Harumkan Nama Unilak, Habibi Ramadhan Raih Juara Harapan I Tingkat Nasional

Harumkan-Nama-Unilak-Habibi-Ramadhan-Raih-Juara-Harapan-I-Tingkat-Nasional.jpg
Mahasiswa Unilak, Habibi Ramadhan meraih penghargaan Juara Harapan I kategori Disabilitas dalam ajang Pemilihan Mahasiswa Berprestasi Tingkat Nasional 2026 pada Jumat, 7 Agustus 2026. (Istimewa)

RIAU ONLINE, PEKANBARU - Mahasiswa Universitas Lancang Kuning (Unilak), Habibi Ramadhan berhasil meraih penghargaan Juara Harapan I kategori Disabilitas dalam ajang Pemilihan Mahasiswa Berprestasi Tingkat Nasional 2026 pada Jumat, 7 Agustus 2026 dan disiarkan secara live di kanal YouTube.

‎Habibi sebelumnya telah melalui proses seleksi panjang sejak tingkat Universitas hingga mewakili Provinsi Riau di tingkat nasional. Dirinya membawa karya, gagasan, dan semangat inklusivitas sebagai mahasiswa penyandang disabilitas. Keikutsertaannya di tingkat nasional menjadi bukti bahwa mahasiswa Riau mampu bersaing dengan peserta dari seluruh Indonesia.

Wakil Dekan III Fasilkom Unilak Dr Sutejo yang menjadi pembimbing Habibi menyampaikan rasa bangga dan haru atas prestasi yang diraih oleh Habibi.

“Habibi mampu mengharumkan nama Unilak. Kamis, 6 Agustus kemarin bertepatan dengan ulang tahun Fasilkom ke 20. Ini adalah kado untuk Fasilkom dan Unilak dan juga Provinsi Riau yang akan ulang tahun pada 9 Agustus,” kata Dr Sutejo.

Dr Sutejo  telah mendampingi Habibi dalam proses seleksi selama hampir sepekan. Saat malam puncak, Habibi dan 54 peserta kampus se Indonesia ikut tampil dalam Pesona Budaya Nusantara dengan menggunakan pakaian adat. 

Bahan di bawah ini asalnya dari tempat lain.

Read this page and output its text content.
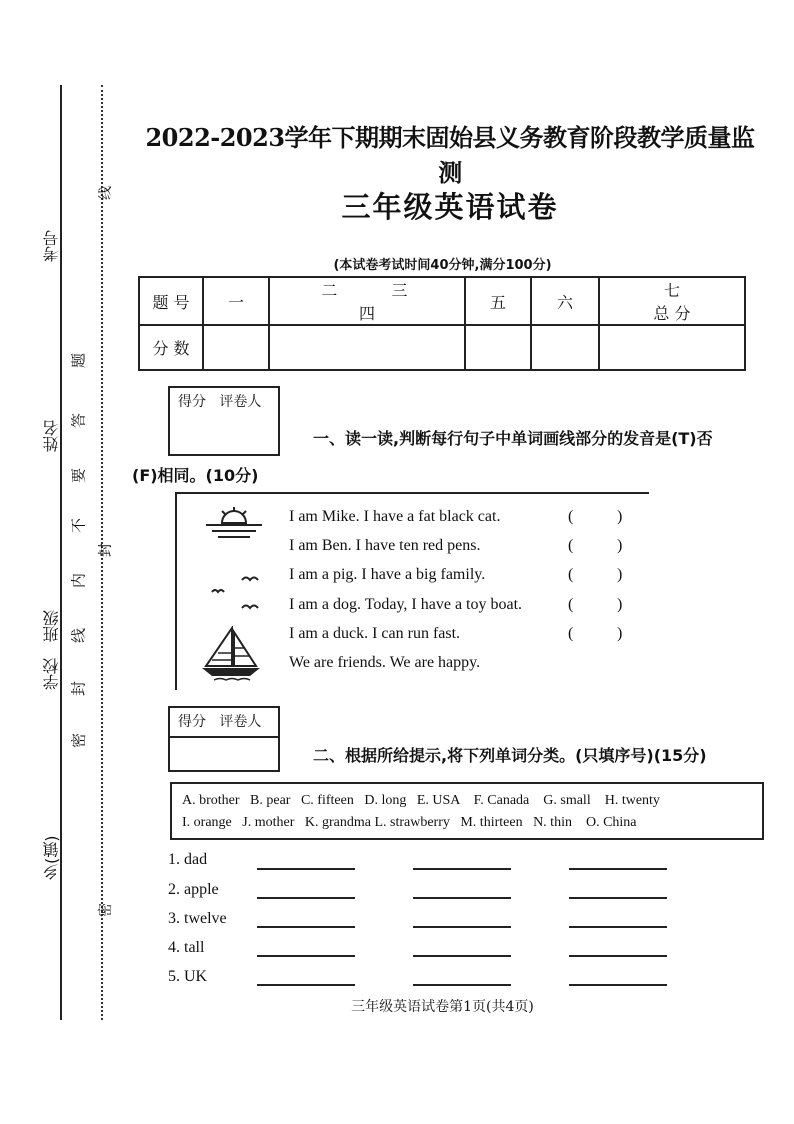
考号
姓名
学校　班级
乡(镇)
线
封
密
题
答
要
不
内
线
封
密
2022-2023学年下期期末固始县义务教育阶段教学质量监测
三年级英语试卷
(本试卷考试时间40分钟,满分100分)
题 号	一	二 三 四	五	六	七 总 分
分 数					
得分 评卷人
一、读一读,判断每行句子中单词画线部分的发音是(T)否
(F)相同。(10分)
I am Mike. I have a fat black cat.	(	)
I am Ben. I have ten red pens.	(	)
I am a pig. I have a big family.	(	)
I am a dog. Today, I have a toy boat.	(	)
I am a duck. I can run fast.	(	)
We are friends. We are happy.
得分 评卷人
二、根据所给提示,将下列单词分类。(只填序号)(15分)
A. brother   B. pear   C. fifteen   D. long   E. USA    F. Canada    G. small    H. twenty
I. orange   J. mother   K. grandma L. strawberry   M. thirteen   N. thin    O. China
1. dad
2. apple
3. twelve
4. tall
5. UK
三年级英语试卷第1页(共4页)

“‎Kami ucapkan terima kasih atas dukungan pimpinan Unilak,dekan Fasilkom, pemerintah dan seluruh pihak. Rasa sangat senang, semoga ini menjadi motivasi bagi mahasiswa Unilak ‎lainnya,” imbuhnya. 

‎Dekan Fasilkom Unilak Assoce Profesor Dr Yogi Yunefri mengucapkan selamat kepada Habibi. 

“Selamat  untuk Habibi dan terimakasih atas dukungan dosen. Mahasiswa kita memiliki kelebihan, potensi dan bisa berkembang dan ini bukti dengan capaian prestasi nasional,” tuturnya.‎

‎Prestasi Habibi juga membawa pesan penting tentang kesetaraan dan inklusi pendidikan tinggi. Sebagai mahasiswa kategori disabilitas yang mampu menembus seleksi nasional dan meraih penghargaan, Habibi membuktikan bahwa keterbatasan fisik bukan penghalang untuk berprestasi. 

“Kehadirannya di panggung nasional diharapkan dapat mendorong kampus lain untuk lebih memberikan ruang bagi mahasiswa disabilitas,” imbuh Dr Yogi.

‎‎Ajang Pemilihan Mahasiswa Berprestasi Tingkat Nasional merupakan agenda tahunan yang bertujuan menjaring mahasiswa unggul dari berbagai perguruan tinggi di Indonesia.